In the book The Noir Forties: The American People from Victory to Cold War, author Richard Lingeman links noir's rise to postwar cynicism. Stories of avarice and deceit on screen reflected a larger cultural psychic trauma off-screen. The line from the 1948 film Night Has a Thousand Eyes sums up the dark world-view of every gumshoe and femme fatale making their wicked way: "The world was dead and I was living."

At the time, Hollywood was flooded with German émigrés and exiles, scarred by war and skilled at German expressionism. The plots may vary, but noir's constant is a cold, high-contrast look from canted camera angles, faces caught in the slats of blinds. Characters are hidden in shadows, their morality hard to see (or non-existent). City streets are dark and foreboding, all rooms claustrophobic. In Double Indemnity (1946), the femme fatale (Barbara Stanwyck) tries to shoot her lover (Fred MacMurray) in a drawing room with no light except a flickering fireplace. Just before she is killed, Stanwyck declares: "I'm rotten to the heart." Maybe, but she has the outside figured out: a draped, white siren gown with cinched bell sleeves, cut down to there. How could he have resisted?

And, above all, the femme fatale must be irresistible. The men she is manipulating – like everyone in the theatre – want to grab her; her fabrics, even in black and white, are shimmery and tactile. Seduction is the first step toward her goal, be it freedom or money, neither of which were readily available to women at the time. But the femme fatale uses the currency she does have – sex – to get what she wants, and it starts with clothes that demand to be touched. In the same vein, Ralph Lauren, paying tribute to forties fashion this season, showed a modest indigo velvet dress with a ruched front that demands stroking, while Carolina Herrera dotted her satin gowns with fur collars and cuffs.

But the femme fatale loves a mixed signal, and if her clothes invite touch, her makeup is a warning: She relishes the violent slash of red lipstick against pale corpse-like skin. Miu Miu recently paraded this face down the runway, paired with cinched, calf-length suits in bright yellow with polka dots.

Suits matter to the femme fatale. With the men at war, women in the forties stepped into the working world, and noir played with the resulting anxiety over this massive cultural shift: What were women going to do with all that freedom? What other manly pastimes besides work were they engaged in? Sex? Murder? The rise of women didn't look good for the guys, as psychoanalytic critic Barbara Hales points out: "The threat posed by the oversexualized woman symbolizes her weakened male counterpart."

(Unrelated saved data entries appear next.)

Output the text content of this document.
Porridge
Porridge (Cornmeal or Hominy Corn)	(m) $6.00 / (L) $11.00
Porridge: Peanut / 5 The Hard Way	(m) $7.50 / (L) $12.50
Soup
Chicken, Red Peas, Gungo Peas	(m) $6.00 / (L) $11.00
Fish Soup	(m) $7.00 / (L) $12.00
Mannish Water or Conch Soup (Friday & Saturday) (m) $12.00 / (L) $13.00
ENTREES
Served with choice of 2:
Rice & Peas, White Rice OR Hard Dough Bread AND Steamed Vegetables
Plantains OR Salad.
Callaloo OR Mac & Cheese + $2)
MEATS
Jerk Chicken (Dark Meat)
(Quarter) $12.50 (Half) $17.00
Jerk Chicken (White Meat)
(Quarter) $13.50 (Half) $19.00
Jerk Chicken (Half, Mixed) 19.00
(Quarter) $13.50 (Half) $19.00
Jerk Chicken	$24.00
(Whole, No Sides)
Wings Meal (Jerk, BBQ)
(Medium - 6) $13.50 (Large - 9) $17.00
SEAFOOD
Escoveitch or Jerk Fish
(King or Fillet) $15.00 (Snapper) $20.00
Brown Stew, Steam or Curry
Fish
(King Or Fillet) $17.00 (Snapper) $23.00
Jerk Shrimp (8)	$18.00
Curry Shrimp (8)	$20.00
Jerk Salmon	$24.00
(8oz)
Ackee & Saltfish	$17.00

We are, almost 70 years later, once again in a supposed "crisis of masculinity." Hanna Rosin, in her bestseller The End of Men, writes about rampant male unemployment and men's diminished power in the post-industrial age (though they're still doing pretty well at the top levels of most power structures). In Canada, more women are graduating from university than men, and more women work outside the home than ever before.

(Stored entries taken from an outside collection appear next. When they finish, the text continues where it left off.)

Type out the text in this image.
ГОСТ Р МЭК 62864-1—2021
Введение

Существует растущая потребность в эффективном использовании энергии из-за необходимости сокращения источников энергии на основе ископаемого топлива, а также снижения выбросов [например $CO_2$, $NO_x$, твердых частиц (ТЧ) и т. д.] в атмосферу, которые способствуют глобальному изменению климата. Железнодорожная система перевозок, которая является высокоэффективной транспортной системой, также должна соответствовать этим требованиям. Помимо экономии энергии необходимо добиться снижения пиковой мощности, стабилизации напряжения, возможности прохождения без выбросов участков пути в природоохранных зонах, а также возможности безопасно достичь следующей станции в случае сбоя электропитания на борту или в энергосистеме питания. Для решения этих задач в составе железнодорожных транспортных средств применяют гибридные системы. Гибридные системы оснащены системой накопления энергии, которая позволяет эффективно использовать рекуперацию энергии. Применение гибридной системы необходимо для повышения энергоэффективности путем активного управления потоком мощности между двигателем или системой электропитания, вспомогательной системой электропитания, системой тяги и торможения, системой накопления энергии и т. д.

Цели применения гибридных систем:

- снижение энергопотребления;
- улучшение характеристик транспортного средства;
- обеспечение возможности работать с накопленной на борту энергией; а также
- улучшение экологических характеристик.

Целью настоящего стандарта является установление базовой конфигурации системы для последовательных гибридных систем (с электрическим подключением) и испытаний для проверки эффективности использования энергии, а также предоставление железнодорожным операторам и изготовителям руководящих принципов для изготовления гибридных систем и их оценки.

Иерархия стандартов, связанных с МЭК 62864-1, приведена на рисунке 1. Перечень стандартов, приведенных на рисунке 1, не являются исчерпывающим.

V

But the femme fatale of film noir usually got killed – or at least sent off to the big house – for daring to take her place among the men or escape her limited feminine destiny. Today, women's ascent is, hopefully, less of a threat, more of a societal boon. In any case, the clothes of those strong, unapologetic women have been reinvented for today into something undeniably beautiful. All women should feel the power of silk pyjamas and wasp-waist jackets and well-set lipstick. This is the season for everyone's inner femme fatale to step out of the shadows, and get what she wants.